ASP.NET CoreとC#の例外処理ベストプラクティス!エラーハンドリングの基本と実装方法
生徒
「C#のASP.NETでWebアプリを作っているのですが、プログラムが途中でエラーを起こして止まってしまいます。画面に変な英語のエラーメッセージが出てしまうのを防ぐにはどうすればいいですか?」
先生
「それはプログラムの例外処理、いわゆるエラーハンドリングが適切にできていないからですね。Webアプリケーション開発において、予期しないエラーが発生したときの対策は非常に重要です。」
生徒
「例外処理やエラーハンドリングという言葉は難しそうですが、初心者でも実装できるベストプラクティスや具体的なやり方はありますか?」
先生
「はい、ありますよ!今回はC#やパソコンの操作に慣れていないプログラミング未経験の方でもしっかりと理解できるように、例外処理の基本からASP.NET Coreでの最適な設定方法までを分かりやすく解説しますね。」
1. 例外処理とは何か
プログラムを実行している最中に発生する、予期しない問題や特殊なエラーのことをプログラミングの世界では例外と呼びます。そして、その例外が発生したときにプログラムが完全にフリーズしたり、強制終了したりしないように、あらかじめ準備しておく対策のことを例外処理、またはエラーハンドリングと言います。
例えば、私たちが日常生活で自動販売機にお金を入れてジュースを買う場面を想像してみてください。もし自動販売機の中でジュースが詰まってしまったとき、自動販売機自体が完全に沈黙してしまったら困りますよね。代わりに、画面に「お手数ですが店員を呼んでください」と表示されたり、お金がそのまま戻ってきたりするはずです。このように、トラブルが起きたときでもシステム全体が壊れないように次の行動を指示する仕組みが、Webアプリ開発における例外処理の役割です。
C#のWebアプリ開発、特にASP.NETという仕組みを使う場合、この例外処理を正しく実装していないと、Webサイトにアクセスした一般の利用者に、開発者しか見ないような複雑な英語のプログラムコードやシステムの内側が丸見えになってしまいます。これは見た目が悪いだけでなく、セキュリティの面でも非常に危険な状態です。そのため、適切なエラー管理を行うことが、プログラミング初心者から脱却するための最初のステップになります。
2. try-catch文の基本的な使い方
C#で例外処理を行うための最も基本となる道具が、try-catch文と呼ばれる仕組みです。これは日本語に直すと「試す(try)」と「捕まえる(catch)」という意味になります。エラーが起きそうな処理をあらかじめ指定の枠の中に隔離しておき、もし実際にエラーが起きたらそのエラーを捕まえて別の安全な処理に誘導するという、川の流れを切り替える水門のような役割を果たします。

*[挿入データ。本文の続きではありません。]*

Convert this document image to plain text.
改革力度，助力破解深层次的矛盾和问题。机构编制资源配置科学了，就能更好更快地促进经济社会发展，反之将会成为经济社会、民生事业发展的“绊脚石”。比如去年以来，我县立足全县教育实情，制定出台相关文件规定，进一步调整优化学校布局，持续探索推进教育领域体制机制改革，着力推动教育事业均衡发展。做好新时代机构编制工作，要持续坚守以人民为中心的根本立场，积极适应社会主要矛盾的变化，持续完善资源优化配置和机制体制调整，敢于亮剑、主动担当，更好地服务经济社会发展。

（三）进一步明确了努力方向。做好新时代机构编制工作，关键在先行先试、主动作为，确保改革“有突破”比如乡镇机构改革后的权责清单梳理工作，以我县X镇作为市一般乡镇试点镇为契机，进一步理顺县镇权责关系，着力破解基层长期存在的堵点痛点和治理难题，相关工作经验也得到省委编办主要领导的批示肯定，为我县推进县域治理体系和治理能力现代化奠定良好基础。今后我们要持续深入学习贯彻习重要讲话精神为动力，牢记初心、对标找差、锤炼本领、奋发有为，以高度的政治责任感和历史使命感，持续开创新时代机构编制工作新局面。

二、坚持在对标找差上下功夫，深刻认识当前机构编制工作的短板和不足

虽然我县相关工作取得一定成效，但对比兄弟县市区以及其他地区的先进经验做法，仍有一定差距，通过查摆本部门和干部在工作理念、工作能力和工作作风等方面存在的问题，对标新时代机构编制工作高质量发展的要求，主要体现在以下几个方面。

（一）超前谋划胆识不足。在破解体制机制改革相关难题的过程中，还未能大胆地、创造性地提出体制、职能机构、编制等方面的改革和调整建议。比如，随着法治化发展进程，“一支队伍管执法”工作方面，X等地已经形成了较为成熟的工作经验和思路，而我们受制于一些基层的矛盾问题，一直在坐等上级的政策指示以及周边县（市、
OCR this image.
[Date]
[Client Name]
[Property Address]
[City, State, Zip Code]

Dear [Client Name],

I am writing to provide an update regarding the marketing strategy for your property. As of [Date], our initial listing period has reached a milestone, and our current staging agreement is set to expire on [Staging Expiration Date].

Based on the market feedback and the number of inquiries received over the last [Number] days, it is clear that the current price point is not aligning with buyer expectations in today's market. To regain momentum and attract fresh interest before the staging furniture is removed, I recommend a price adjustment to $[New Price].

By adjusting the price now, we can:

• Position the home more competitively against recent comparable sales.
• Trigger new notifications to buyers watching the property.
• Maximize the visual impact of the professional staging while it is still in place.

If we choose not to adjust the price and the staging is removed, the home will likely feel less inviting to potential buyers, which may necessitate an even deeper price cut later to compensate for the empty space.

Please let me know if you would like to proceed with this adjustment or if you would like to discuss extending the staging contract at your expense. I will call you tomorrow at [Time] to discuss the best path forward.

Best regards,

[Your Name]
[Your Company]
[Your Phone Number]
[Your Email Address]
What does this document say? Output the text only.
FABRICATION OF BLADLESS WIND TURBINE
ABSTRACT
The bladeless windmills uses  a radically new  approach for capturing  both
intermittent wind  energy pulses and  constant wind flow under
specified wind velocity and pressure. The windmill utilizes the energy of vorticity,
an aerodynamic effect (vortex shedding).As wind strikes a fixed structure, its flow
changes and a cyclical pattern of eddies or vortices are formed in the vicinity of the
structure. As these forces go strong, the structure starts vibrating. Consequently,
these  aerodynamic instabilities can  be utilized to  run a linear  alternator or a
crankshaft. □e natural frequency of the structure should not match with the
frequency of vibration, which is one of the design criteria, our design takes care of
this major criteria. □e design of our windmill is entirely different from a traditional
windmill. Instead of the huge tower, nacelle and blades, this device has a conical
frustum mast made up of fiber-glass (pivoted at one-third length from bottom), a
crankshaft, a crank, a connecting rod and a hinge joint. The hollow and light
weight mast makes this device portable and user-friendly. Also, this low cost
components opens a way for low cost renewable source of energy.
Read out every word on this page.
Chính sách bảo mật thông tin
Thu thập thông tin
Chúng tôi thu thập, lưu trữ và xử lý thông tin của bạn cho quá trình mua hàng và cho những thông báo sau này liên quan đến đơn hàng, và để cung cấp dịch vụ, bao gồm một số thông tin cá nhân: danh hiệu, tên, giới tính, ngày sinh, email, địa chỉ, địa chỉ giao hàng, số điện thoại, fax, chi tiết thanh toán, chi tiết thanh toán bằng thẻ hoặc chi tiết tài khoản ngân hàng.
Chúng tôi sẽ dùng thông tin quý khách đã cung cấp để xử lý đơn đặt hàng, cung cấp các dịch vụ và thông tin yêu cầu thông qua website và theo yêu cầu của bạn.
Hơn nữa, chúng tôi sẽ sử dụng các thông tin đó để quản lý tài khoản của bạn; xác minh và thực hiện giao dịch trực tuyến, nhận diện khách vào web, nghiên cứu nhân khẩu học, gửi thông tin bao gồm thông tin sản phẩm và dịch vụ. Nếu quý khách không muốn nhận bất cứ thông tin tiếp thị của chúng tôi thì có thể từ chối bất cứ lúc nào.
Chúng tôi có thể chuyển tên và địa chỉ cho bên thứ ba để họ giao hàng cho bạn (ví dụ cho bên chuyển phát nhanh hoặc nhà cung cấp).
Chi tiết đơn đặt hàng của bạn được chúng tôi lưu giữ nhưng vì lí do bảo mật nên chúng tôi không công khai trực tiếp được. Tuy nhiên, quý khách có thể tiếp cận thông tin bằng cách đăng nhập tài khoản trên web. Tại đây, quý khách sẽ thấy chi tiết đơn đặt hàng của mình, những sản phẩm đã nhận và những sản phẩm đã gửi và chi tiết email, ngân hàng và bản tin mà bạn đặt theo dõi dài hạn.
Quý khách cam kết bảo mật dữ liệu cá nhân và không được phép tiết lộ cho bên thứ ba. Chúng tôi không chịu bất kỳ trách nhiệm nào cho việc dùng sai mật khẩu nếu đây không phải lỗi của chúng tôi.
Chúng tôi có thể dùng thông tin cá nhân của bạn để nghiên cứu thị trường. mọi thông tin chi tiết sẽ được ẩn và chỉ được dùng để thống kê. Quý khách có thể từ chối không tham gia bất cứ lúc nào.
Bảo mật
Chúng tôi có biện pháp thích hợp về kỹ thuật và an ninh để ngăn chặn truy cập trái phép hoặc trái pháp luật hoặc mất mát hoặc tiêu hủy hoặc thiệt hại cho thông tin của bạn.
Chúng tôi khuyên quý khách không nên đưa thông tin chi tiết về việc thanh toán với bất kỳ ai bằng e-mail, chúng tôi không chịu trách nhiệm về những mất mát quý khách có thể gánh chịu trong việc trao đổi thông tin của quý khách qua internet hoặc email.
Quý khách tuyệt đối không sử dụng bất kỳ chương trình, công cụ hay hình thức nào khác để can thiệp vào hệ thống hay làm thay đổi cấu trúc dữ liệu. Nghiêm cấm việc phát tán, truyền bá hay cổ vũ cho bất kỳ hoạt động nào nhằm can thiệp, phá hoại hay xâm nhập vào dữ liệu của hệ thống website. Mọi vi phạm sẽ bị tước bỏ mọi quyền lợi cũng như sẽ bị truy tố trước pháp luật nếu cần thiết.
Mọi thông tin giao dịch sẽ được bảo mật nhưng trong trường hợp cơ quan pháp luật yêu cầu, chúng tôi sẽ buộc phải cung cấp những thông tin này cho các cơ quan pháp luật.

パソコンの操作に慣れていない方に向けて説明すると、これは「もし書類の作成に失敗したら、ゴミ箱に捨てるのではなく、上司に報告して書き直す」という指示書をあらかじめパソコンに与えておくようなものです。まずは、最もシンプルな計算処理を例にして、このtry-catch文がどのように動くのかをプログラムコードで確認してみましょう。
int number1 = 10;
int number2 = 0;
try
{
int result = number1 / number2;
Console.WriteLine("計算が成功しました。");
}
catch (DivideByZeroException ex)
{
Console.WriteLine("エラーが発生しました:ゼロで割り算することはできません。");
}
上記のプログラムでは、算数のルールで禁止されている「ゼロでの割り算」を行おうとしています。そのため、普通に実行するとプログラムが途中で壊れてしまいます。しかし、全体をtryのブロックで囲み、後ろにcatchを用意しておくことで、ゼロで割ろうとした瞬間にエラーが捕まり、画面には安全なメッセージが表示されます。実際の実行結果は以下のようになります。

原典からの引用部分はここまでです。